Abuja, 31 January 2022 - Oxfam-supported Bits Schools in Nigeria have received the approval and accreditation of the National Business & Technical Educational Board (NABTEB) to award Diploma certificates to students.
The Bits Academy in Nigeria is a Digital Design School initiative of “We are Bits Consortium” set up by the OXFAM and its Work in Progress Project Alliance.
The Alliance has branches across several nations and leverages technology & ICT to transform the lives of young people. This initiative is aimed at building young people’s skills for today, and for the future to enable them to find paid jobs or set up their own enterprises.
Over the last six years, Oxfam through the Bits Schools (EkoBits in Lagos and EdoBits in Benin City) has trained over 1000 youths on Web Design, Creative Design, Photography & UI/UX, and Digital Marketing; and facilitated the engagement of 80% of these youth in gainful employment and jobs.
Commenting on the initiative’s milestone, the Country Director of Oxfam International, Dr. Vincent Ahonsi said the NABTEB Diploma certificate accreditation is timely because it will not just give Nigerian youths the opportunity for development and recognition, but also amplify their voices and engagement in the national discourse.
He opined that enhancing Nigerian youths’ employability and entrepreneurial skills is a pathway towards their economic independence; and ability to improve their livelihood, and support the building of a just, inclusive and prosperous nation.
While commending Oxfam’s local partners working to narrow the digital divide, and empowering young girls and women with IT and Sexual Reproductive Health (SRH) skills; Dr. Ahonsi advised Nigeria Government to as a matter of urgency:
- Improve its anti-rape law to define rape as lack of consent rather than violence, and to explicitly include marital rape.
- Increase its minimum wage, and ensure the commitment to further raise the minimum wages.
- Extend worker’s rights and social protection as much as possible to workers in informal and vulnerable employment.
Dr. Ahonsi renewed Oxfam’s earlier call to Nigeria government to:
- Sharply increase its spending on education and health, and ensure that more of all its social spending gets to the poor to address chronic underfunding of public services and very poor outcomes/coverage for the poorest.

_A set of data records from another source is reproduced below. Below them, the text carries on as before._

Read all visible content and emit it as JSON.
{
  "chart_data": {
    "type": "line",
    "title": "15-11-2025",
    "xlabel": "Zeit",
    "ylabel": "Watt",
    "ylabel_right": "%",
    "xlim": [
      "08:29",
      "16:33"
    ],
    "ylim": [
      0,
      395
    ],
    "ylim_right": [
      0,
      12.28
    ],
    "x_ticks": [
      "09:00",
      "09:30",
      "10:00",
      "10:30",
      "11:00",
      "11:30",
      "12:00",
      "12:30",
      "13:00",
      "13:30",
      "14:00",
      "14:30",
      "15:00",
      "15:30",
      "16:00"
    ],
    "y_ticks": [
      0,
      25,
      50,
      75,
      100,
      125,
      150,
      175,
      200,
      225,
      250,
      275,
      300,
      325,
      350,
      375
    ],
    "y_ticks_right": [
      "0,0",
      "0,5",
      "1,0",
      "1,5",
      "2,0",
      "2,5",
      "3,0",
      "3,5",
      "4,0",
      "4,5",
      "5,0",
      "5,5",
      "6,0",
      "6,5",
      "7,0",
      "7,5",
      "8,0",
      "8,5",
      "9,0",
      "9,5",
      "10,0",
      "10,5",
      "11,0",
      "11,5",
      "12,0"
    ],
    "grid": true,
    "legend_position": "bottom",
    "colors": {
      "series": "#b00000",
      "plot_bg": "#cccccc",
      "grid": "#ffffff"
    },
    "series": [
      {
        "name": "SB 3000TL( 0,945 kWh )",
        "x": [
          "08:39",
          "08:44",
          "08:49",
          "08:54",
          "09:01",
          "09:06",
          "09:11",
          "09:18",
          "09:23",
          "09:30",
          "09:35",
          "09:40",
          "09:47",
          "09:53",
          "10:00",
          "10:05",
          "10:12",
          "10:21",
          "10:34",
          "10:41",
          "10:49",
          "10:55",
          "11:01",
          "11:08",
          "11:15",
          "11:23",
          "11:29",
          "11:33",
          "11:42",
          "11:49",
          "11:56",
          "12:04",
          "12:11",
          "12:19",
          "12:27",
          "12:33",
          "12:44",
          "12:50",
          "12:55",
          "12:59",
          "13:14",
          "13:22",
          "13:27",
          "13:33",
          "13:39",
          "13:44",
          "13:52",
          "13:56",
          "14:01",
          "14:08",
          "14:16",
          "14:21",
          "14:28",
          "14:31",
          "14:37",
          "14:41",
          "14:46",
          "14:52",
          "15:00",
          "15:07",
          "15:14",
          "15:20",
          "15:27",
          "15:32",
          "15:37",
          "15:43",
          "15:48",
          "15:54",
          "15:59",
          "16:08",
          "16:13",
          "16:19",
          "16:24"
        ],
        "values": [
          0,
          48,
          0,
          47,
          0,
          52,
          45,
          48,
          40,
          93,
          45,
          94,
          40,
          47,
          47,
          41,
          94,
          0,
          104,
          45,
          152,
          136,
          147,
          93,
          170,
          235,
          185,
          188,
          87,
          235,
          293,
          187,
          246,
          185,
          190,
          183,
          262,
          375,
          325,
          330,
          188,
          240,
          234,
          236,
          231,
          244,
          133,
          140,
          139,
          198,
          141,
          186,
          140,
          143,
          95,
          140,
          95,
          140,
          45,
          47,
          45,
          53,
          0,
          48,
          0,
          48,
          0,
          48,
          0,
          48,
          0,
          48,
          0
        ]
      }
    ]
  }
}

- Scale-up social protection, including enacting the social protection plans for the country to meet coverage levels more in line with Nigeria’s middle-income status.
- Improve transparency and accountability by publishing budgets both at federal and state levels and enabling greater scrutiny of future allocations and expenditures by making education budgets publicly available.
- Take advantage of the COVID-related offers of debt relief to get its current debt service suspended, and negotiate a comprehensive cancellation of its overall debt as soon as possible.